I performed some scaling tests (OpenMP, no MPI) with up to 50 cores and found a degradation when using all cores. The runtime is even longer than with the optimal core count. I tracked down the root cause to be the atomic updates of some variables. I used OpenMC Version 0.12.2 for my tests, the compiler is gcc 9.3.0 (Ubuntu 20.4 lts) and I used no tallies in my problem (see below). I patched the code to be able to compare three different implementations. (patch attached)

a) atomic update (omp atomic)
b) std::vector with a size of omp_get_max_threads() and an update operator+= { data[omp_get_thread_num()]+= v; }
c) an additional omp threadprivate variable, that gets updated in the parallel section.

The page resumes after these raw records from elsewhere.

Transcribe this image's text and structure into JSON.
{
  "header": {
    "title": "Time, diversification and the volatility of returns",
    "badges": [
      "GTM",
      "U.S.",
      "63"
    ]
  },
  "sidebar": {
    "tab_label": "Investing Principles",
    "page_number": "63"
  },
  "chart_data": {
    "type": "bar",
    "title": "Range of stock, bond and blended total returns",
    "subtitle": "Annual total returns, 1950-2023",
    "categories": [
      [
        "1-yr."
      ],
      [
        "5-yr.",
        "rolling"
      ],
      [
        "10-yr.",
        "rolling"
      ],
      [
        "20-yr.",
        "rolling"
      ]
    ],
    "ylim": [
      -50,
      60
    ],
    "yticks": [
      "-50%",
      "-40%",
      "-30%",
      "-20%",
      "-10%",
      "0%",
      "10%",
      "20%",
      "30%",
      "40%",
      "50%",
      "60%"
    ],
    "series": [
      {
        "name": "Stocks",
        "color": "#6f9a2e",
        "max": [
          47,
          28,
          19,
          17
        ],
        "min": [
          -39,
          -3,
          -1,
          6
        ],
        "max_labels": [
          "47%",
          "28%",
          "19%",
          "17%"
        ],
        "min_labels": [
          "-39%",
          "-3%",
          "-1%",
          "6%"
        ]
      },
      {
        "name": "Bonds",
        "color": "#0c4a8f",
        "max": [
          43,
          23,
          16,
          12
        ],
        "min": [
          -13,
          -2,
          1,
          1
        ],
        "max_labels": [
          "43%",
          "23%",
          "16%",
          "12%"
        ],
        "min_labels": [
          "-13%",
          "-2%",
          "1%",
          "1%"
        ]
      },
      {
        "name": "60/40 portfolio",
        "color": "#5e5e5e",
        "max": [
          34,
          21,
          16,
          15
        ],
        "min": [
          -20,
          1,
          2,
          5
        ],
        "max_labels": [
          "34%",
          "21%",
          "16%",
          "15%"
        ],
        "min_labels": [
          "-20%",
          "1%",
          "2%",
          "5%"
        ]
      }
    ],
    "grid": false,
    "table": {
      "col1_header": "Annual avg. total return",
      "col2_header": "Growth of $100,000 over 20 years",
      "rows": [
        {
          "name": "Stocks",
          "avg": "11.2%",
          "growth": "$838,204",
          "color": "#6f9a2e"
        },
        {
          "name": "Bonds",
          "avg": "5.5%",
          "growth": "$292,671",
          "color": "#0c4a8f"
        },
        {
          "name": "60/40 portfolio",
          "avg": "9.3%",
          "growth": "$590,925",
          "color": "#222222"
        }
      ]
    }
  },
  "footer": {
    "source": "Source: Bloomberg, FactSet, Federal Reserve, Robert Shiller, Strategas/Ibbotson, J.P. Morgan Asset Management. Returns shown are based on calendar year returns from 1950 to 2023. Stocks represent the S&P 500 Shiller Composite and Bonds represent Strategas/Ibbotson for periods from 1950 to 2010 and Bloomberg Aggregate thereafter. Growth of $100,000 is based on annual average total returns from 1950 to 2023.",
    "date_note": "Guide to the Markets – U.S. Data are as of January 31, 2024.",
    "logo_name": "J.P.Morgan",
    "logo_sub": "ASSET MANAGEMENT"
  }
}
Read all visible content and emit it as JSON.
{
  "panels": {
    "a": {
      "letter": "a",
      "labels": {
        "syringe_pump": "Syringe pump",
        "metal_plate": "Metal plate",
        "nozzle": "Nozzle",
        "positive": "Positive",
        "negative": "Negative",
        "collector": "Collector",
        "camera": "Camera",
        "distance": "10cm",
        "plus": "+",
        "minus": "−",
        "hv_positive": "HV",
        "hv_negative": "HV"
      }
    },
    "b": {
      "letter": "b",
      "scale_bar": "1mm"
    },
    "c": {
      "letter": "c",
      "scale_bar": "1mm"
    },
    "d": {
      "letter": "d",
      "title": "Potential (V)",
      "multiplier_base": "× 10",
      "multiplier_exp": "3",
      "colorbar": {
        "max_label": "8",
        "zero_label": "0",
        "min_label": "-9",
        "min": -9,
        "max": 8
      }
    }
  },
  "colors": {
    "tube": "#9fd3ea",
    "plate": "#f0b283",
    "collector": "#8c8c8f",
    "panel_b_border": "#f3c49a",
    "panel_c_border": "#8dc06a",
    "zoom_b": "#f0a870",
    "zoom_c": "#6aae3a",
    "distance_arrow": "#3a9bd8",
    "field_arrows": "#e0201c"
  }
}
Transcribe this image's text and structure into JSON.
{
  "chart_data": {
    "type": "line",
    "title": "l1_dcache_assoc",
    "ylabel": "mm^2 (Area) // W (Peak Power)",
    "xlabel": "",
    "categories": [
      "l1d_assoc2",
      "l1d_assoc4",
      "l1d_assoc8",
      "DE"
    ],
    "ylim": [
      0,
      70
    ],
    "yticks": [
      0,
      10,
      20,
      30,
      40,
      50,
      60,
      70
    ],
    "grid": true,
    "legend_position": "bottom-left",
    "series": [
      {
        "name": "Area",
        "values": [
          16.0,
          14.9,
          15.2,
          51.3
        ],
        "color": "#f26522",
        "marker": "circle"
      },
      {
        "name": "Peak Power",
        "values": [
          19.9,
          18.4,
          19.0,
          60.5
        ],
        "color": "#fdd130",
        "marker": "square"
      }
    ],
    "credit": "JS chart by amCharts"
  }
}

I benchmarked a eigenvalue and a fixed source calculation from a common simple geometry. Results from the three implementations are:

Atomic
eigenvalue : 71.61s speedup: 1.00
fixed source : 287.96s speedup: 1.00

std::vector
eigenvalue : 43.46s speedup: 1.65
fixed source : 41.33s speedup: 6.92

omp threadprivate
eigenvalue : 43.75s speedup: 1.64
fixed source : 35.21s speedup: 8.13

  • I guess the threadprivate solution is the best (on NUMA architectures, the variables might be allocated my OpenMP on a node-local memory, whereas the std::vector is allocated in one small memory block. This might even give cache issues).
  • The speedup for eigenvalue calculations is not as high as for fixed source because here the storage of source points in the thread aware array where also atomic operations serializes the threads. A solution could be a per thread (temporary) fission_bank.
  • Atomic operations also occur in the tally updates, which were not relevant in the tests here. A per thread accumulator might be too memory consuming (I already have a preliminary implementation of this and it works very well for "small" tallies.) Another approach might be a per thread tally event cache, that is only applied to the tally accumulator every N tally scores.
  • Also note, that the large speedup in my test for the fixed source problem is only achieved, if I define the static variable in IndependentSource::sample as threadprivate. Otherwise, the speedup is only 1.70 / 1.14. This in fact gives a different behavior of the code. (aka a bug!!) It is my guess, that OpenMP introduces an implicit atomic operation for the static variable. (at least the gcc implementation) I did not find that behavior described in the OpenMP specs. Other Compilers (icc, clang) might do it differently and if somebody has infos on that, I would like to hear about it.

Attached you find the patch to OpenMC 0.12.2 I used for experimenting (set the THREAD_LOCAL_MODE in openmc/include/threadprivate.h and recompile to change the modes) and my script for benchmarking.